Ohne Diagnosen keine Gesundheits- und Sozialleistungen?

Neben medizinischen Diagnosen spielt für die Erschließung von Leistungen zunehmend auch die soziale Diagnostik eine große Rolle. Diese bezieht sich auf die soziale Situation einer Person und schließt ein systematisches Erfassen und Bewerten von Faktoren aus dem Lebenskontext ein.

Der Zugang zu Leistungen ist oftmals nur über eine bestimmte Diagnose, Funktions- oder Teilhabestörung möglich. So kann beispielsweise die Soziotherapie laut Richtlinie des Gemeinsamen Bundesausschusses ausschließlich von einem eingegrenzten Personenkreis mit einem bestimmten Störungsbild in Anspruch genommen werden.
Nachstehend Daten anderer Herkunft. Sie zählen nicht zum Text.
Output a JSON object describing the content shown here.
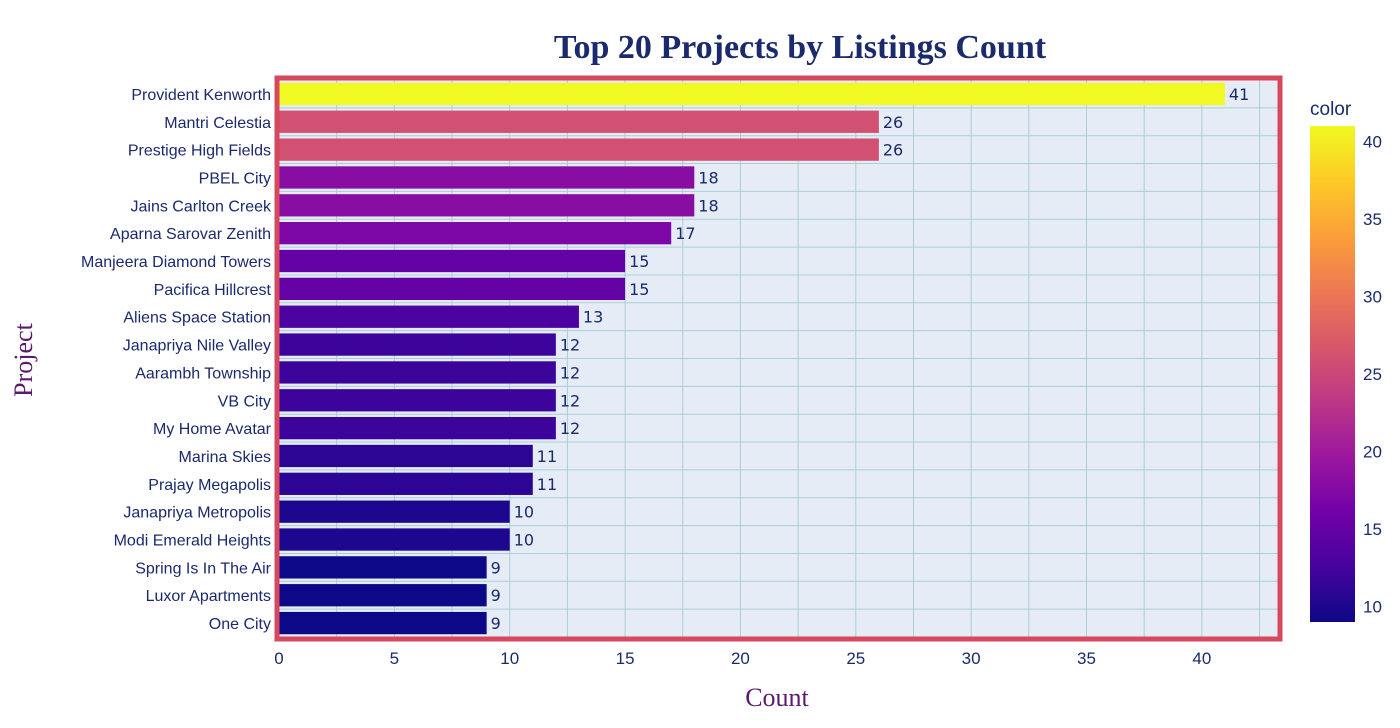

Für die Behandlung und Versorgung ist es wichtig, berufsgruppenübergreifend eine nachvollziehbare und bedarfsgerechte Zugangssteuerung zu Leistungen zu praktizieren. Dabei sind die beiden ergänzenden Klassifikationen, die Internationale statistische Klassifikation der Krankheiten und verwandter Gesundheitsprobleme (ICD) sowie die Internationale Klassifikation der Funktionsfähigkeit, Behinderung und Gesundheit (ICF), zwei bedeutsame Grundlagen. Das bio-psycho-soziale-Gesundheitsmodell und die ICF sind beispielsweise für die systematische Bedarfsermittlung von Rehabilitation und Teilhabe von hoher Relevanz.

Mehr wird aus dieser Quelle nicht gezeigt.